Using rstan
, I am running a code that uses 4 cores in parallel. I have access to a computer with 32 cores and I need to run 3 instances of the same code on different datasets, and another 3 instances of a slightly different code on the same datasets, for a total of 6 models. I'm having a hard time figuring what is the best way to accomplish this. Ideally, the computer would be running 4 cores on each model for a total of 24 cores running at a time.
I've used the parallel
package many times before but I don't think it can handle this kind of "parallel in parallel". I am also aware of the Jobs feature in RStudio but one of the good things about rstan
is that it interactively shows you how the chains progress, so ideally I would like to be able to see these updates. Can this be accomplished by having 6 different RStudio sessions open at once? I tried running two at a time but I'm not sure if they run in parallel to each other as well, so any clarification would be great.
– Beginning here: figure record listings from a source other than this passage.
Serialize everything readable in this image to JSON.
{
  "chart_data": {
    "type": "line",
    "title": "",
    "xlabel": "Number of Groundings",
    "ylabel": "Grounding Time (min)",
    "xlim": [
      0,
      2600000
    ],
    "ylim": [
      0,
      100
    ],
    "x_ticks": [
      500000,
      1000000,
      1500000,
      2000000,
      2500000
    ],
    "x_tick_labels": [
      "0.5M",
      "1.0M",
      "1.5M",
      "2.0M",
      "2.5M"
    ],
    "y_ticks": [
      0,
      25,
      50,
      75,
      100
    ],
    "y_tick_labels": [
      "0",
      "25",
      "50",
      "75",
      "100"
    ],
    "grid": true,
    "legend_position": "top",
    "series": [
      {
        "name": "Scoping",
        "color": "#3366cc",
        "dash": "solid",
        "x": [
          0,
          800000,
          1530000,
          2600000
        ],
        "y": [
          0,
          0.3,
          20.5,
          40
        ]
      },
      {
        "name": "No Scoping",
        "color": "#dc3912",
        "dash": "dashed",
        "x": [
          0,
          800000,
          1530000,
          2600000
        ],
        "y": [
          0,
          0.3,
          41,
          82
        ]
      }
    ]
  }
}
I would suggest using batch jobs instead. In principle, since you don't have that many models, you could simply try writing 9 different R scripts and store them as, e.g., model1.R, model2.R, ..., model6.R. With that, you could then try submitting the jobs in the command line like this:
R CMD BATCH --vanilla model1.R model1.Rout &
This will run the first script in batch mode and output the stdout to a log file, model1.Rout. That way, you can inspect the state of the jobs by just opening that file. Of course, you will need to run the above command for each model.